7. **Summarize results:**

   Report:
   - Total flaky tests found across main branch commits and PRs
   - Sources of flaky tests (main branch CI runs vs. PR comments from wwwillchen/wwwillchen-bot)
   - Which tests were successfully deflaked
   - What fixes were applied to each
   - Which tests could not be fixed (and why)
   - Verification results

8. **Create PR with fixes:**

   If any fixes were made, run `/dyad:pr-push` to commit, lint, test, and push the changes as a PR.

   Use a branch name like `deflake-e2e-<date>` (e.g., `deflake-e2e-2025-01-15`).

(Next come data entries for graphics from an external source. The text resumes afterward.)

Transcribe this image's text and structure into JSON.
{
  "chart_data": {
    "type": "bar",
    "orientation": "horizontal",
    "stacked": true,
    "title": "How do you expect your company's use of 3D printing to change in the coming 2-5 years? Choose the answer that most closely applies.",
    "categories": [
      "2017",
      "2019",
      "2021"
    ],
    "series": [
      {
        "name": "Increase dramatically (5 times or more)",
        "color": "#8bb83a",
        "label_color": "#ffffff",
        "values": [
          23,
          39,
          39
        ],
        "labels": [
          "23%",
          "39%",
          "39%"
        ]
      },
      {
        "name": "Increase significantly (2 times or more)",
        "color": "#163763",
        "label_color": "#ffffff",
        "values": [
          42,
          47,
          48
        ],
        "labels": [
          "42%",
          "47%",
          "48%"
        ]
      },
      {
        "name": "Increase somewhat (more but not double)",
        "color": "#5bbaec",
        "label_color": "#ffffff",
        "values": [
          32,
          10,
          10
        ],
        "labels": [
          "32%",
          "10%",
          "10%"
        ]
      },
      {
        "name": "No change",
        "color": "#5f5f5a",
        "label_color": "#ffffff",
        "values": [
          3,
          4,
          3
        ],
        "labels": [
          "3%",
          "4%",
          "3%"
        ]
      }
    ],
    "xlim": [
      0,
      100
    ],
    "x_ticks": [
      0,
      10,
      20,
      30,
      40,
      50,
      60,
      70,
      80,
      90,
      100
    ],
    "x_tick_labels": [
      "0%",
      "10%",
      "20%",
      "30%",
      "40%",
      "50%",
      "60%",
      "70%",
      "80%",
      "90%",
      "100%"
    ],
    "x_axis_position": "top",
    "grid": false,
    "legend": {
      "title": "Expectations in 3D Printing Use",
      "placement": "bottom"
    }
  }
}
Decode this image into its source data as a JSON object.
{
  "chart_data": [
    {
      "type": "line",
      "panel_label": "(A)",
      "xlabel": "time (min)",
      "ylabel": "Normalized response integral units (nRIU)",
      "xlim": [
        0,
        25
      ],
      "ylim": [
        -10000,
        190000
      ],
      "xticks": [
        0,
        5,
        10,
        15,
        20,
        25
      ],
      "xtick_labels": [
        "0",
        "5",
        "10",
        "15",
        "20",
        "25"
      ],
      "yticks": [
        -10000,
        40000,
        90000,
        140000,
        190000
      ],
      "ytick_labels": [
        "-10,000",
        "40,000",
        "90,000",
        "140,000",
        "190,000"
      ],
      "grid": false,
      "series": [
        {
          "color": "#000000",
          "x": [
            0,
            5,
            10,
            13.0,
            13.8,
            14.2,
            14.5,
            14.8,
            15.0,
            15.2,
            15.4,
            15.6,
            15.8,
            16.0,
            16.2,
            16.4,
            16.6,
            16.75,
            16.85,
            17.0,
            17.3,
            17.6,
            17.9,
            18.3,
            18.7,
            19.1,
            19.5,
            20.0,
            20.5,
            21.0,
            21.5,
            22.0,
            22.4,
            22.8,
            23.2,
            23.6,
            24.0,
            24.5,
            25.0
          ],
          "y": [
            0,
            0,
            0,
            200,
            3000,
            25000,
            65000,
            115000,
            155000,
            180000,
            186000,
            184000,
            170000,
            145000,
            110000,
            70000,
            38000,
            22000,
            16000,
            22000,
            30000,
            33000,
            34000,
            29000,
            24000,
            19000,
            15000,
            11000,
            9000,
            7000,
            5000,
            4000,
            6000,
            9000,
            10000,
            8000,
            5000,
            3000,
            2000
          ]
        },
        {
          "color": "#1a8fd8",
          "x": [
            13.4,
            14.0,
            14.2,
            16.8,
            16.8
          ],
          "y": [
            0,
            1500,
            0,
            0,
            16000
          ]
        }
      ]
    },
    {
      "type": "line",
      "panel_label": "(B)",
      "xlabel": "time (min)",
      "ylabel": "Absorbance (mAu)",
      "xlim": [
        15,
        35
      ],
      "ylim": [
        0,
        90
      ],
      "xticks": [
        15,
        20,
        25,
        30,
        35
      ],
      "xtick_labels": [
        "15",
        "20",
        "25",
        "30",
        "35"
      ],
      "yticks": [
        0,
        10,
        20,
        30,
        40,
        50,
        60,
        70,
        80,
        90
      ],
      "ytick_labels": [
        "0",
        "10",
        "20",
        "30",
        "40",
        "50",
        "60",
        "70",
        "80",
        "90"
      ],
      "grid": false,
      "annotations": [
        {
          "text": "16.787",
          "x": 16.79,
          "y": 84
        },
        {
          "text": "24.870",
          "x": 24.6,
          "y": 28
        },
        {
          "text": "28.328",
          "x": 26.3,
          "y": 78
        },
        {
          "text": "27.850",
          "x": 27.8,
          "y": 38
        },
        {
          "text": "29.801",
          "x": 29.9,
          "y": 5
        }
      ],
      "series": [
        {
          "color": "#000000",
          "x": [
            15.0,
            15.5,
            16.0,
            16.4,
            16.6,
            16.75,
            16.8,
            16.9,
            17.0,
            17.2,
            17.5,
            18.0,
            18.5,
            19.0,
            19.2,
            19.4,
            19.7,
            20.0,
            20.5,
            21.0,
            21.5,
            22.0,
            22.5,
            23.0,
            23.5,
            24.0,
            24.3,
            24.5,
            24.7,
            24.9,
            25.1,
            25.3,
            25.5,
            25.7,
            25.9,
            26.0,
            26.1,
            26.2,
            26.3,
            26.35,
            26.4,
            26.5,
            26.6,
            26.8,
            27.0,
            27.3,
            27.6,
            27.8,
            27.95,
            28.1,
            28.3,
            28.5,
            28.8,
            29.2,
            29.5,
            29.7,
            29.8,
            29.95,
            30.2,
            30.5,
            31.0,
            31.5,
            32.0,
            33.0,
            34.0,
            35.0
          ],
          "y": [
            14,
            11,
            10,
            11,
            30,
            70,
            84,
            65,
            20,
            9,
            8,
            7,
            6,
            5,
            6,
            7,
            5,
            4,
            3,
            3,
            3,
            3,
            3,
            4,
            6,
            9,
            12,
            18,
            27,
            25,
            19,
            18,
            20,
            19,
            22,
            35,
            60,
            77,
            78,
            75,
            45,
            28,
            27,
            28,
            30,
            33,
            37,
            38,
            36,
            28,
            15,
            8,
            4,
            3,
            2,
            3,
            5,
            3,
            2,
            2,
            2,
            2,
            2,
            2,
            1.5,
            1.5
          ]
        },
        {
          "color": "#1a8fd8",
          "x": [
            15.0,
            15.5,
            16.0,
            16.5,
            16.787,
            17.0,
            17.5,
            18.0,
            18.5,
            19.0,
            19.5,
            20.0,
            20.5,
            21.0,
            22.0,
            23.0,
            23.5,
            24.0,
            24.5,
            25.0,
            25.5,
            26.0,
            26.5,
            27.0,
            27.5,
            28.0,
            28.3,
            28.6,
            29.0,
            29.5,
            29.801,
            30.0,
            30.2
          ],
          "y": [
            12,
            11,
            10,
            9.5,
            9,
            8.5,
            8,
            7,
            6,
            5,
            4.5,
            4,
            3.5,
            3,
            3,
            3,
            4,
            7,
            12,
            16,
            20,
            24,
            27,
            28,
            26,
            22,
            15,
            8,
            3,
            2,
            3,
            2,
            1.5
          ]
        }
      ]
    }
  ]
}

   The PR title should be: `fix: deflake E2E tests (<list of spec files>)`

Overview

This skill automatically finds flaky end-to-end tests from recent CI runs on the main branch and from recent PRs authored by wwwillchen/wwwillchen-bot, then attempts to deflake them. It collects Playwright results artifacts and bot comments, ranks flaky tests by frequency, and runs a controlled deflaking workflow. The goal is targeted, repeatable fixes to tests without changing application code.

How this skill works

It scans recent completed CI workflow runs on main (configurable commit count) and downloads Playwright html-report artifacts to extract flaky tests from results.json. It also scans recent open PR comments posted by the Playwright bot to extract reported flaky tests. Tests are deduplicated and ranked by occurrence, then each spec file is run repeatedly to confirm flakiness before applying test-only fixes and verifying them.

When to use it

  • After a series of CI failures where tests intermittently fail on main
  • When Playwright bot comments in PRs report flaky tests
  • As part of a regular maintenance pass to reduce CI flakiness
  • Before a release to improve E2E stability and reduce noise
  • When you need a prioritized list of highest-impact flaky tests

Best practices

  • Always use the TodoWrite tool to track progress and mark steps in_progress/completed
  • Use PLAYWRIGHT_RETRIES=0 when reproducing flakiness to avoid masking issues
  • Do not change application code; only modify tests and snapshot baselines
  • Run npm install and npm run build before running E2E tests and after any app-code changes
  • Limit fix attempts to two per spec file; revert and move on if unresolved

Example use cases

  • Scan the last 10 commits on main, gather flaky tests, and create PRs with test fixes
  • Investigate flaky tests reported in recent PR comments by wwwillchen-bot and deflake them
  • Run targeted deflake workflow for the top 5 most frequently flaky spec files
  • Automate a weekly deflake sweep to keep CI noise low
  • Confirm suspected flaky tests by running a spec 10 times with retries disabled

FAQ

How many commits does it scan by default?

It scans 10 recent commits by default, but the commit count is configurable via an argument.

What counts as a flaky test?

A test whose final run status is passed but has at least one prior run with failed, timedOut, or interrupted in the Playwright results.

Can this change application code to fix flakiness?

No. The workflow only edits test files and snapshot baselines; changing application code is explicitly disallowed.